Integrated proteomic analysis reveals physiological changes during cometabolic degradation of Tetrabromobisphenol A (TBBPA) by Enterobacter cloacae strain ECsp1

Abstract

Using labelled-free proteomics, this study elucidates that the Enterobacter cloacae ECsp1 strain's response to tetrabromobisphenol A (TBBPA) exposure, revealing the degradation of the compound via cometabolism, which remodels the bacterial proteome. TBBPA is the dominant brominated flame retardant worldwide, but its degradation in wastewater plants remains poorly understood. Among the 531 identified proteins, 43 were up-regulated and 23 were down-regulated. Overexpressed proteins indicate that exposing this microorganism to the toxicant involves both up- and downregulation of enzymes involved in carbohydrate metabolism, genetic information processing, biosynthesis, cell maintenance, and xenobiotic degradation pathways.

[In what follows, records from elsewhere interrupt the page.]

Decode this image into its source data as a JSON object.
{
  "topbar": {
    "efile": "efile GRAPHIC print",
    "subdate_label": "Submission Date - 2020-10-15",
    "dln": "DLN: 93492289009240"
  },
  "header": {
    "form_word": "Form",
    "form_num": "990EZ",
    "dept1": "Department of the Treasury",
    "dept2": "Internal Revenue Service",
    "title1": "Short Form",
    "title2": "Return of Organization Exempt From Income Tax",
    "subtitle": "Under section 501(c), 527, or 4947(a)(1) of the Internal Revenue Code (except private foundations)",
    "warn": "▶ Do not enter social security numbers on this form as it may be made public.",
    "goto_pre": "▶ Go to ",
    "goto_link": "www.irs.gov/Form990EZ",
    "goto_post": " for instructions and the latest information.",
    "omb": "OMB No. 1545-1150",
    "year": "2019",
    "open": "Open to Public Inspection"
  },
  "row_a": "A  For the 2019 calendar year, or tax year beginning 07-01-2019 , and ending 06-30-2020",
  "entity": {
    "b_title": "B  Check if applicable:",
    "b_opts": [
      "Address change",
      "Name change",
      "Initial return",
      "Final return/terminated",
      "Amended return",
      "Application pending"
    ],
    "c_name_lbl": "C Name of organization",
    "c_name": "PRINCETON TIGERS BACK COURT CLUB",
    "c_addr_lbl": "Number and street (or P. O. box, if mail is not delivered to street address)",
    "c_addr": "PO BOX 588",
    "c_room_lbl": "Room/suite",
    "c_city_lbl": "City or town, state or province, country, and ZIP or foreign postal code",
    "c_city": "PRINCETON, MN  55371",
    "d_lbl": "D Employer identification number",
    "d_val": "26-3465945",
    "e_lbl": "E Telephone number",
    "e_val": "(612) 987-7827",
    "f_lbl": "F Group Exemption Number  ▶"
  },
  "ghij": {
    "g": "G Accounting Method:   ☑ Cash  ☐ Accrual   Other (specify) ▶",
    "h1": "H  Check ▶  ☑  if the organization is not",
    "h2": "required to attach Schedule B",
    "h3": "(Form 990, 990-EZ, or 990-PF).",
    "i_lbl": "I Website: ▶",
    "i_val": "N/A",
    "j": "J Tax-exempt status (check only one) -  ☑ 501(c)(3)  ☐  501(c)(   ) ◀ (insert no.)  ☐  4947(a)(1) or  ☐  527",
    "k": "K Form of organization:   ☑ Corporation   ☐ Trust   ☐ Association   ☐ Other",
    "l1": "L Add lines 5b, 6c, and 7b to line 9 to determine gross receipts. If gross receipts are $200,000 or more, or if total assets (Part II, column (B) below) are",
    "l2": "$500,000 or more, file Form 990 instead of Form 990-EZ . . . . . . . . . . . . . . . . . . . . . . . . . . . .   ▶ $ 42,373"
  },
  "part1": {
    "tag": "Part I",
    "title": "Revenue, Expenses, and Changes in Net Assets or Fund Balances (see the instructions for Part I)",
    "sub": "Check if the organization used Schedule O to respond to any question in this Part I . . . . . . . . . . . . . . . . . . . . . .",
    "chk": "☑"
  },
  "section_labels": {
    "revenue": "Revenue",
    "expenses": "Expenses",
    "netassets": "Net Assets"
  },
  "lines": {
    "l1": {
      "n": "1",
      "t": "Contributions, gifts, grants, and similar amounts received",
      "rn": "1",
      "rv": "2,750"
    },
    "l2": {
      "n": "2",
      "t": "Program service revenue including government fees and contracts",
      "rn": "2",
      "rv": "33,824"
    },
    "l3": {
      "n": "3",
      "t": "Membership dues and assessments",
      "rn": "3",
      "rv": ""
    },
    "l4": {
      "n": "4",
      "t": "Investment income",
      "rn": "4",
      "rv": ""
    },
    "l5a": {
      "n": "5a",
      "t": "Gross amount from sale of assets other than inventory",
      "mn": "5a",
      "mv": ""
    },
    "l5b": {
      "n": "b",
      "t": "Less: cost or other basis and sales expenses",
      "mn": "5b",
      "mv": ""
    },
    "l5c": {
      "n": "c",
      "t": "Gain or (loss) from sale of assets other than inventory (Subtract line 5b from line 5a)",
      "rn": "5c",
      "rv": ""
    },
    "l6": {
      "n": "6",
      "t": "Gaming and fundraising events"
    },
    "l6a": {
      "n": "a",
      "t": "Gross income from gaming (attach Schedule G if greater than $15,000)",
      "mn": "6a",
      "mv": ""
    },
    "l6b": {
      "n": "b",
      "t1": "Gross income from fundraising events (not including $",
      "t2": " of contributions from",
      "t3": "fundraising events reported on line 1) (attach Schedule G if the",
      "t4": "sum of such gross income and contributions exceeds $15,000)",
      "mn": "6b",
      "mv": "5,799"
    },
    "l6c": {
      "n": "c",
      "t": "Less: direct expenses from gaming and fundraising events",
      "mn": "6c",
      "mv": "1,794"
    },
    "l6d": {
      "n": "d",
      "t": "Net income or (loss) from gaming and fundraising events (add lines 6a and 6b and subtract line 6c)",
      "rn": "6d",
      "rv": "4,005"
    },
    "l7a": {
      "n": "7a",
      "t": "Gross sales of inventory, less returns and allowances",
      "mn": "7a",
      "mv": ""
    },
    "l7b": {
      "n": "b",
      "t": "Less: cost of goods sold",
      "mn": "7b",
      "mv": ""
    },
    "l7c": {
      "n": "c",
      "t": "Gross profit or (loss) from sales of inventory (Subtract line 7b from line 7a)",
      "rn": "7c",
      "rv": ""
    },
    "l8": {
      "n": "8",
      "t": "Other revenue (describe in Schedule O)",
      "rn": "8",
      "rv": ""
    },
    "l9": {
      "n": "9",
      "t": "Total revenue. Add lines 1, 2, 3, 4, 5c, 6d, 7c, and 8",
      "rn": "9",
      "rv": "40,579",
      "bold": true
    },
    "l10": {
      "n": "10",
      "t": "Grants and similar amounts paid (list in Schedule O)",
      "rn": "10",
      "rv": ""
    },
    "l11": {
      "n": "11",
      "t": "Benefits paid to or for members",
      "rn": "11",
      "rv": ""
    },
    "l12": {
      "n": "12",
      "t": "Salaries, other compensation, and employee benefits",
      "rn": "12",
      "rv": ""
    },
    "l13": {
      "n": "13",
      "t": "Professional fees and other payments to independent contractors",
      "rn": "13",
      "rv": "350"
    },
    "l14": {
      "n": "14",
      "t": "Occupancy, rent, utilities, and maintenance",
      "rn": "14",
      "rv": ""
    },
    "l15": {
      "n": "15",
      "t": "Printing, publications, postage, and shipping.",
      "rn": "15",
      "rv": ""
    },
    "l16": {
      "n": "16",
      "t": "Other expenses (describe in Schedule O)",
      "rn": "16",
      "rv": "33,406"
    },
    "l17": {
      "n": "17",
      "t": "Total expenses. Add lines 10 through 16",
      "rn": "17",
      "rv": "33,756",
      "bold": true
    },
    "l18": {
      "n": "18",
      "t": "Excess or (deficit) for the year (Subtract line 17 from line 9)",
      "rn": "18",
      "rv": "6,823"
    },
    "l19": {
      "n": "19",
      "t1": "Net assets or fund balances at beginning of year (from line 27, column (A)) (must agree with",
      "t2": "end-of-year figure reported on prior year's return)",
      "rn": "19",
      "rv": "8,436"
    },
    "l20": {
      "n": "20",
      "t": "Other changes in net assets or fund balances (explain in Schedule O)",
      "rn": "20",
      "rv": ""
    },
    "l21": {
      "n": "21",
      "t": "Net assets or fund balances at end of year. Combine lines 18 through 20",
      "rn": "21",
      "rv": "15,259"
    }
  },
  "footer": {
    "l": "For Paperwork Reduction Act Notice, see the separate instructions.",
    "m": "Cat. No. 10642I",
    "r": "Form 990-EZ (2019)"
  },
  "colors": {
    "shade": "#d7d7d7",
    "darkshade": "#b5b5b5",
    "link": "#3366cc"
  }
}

Evaluating the variation in protein abundance suggests degradation pathways related to: 1) the final steps of the glycolysis and alcohol fermentation in a cometabolism with glucose by phosphoglycerate mutase (PPM) and alcohol dehydrogenase (ADH) and 2) cleavage of the aromatic ring by carboxymuconolactone decarboxylase (CMD), specifically targeting benzoate and phenolic groups. The group of enzymes showing the widest variety of significantly upregulated proteins is related to xenobiotic transport elements (ABC transporters). Additionally, oxidative stress and envelope stress response are suggested by the upregulation of peroxidases and NlpE enzymes. Understanding dynamic changes in the protein expression sheds light on the metabolic mechanisms underlying TBBPA degradation during acidogenesis.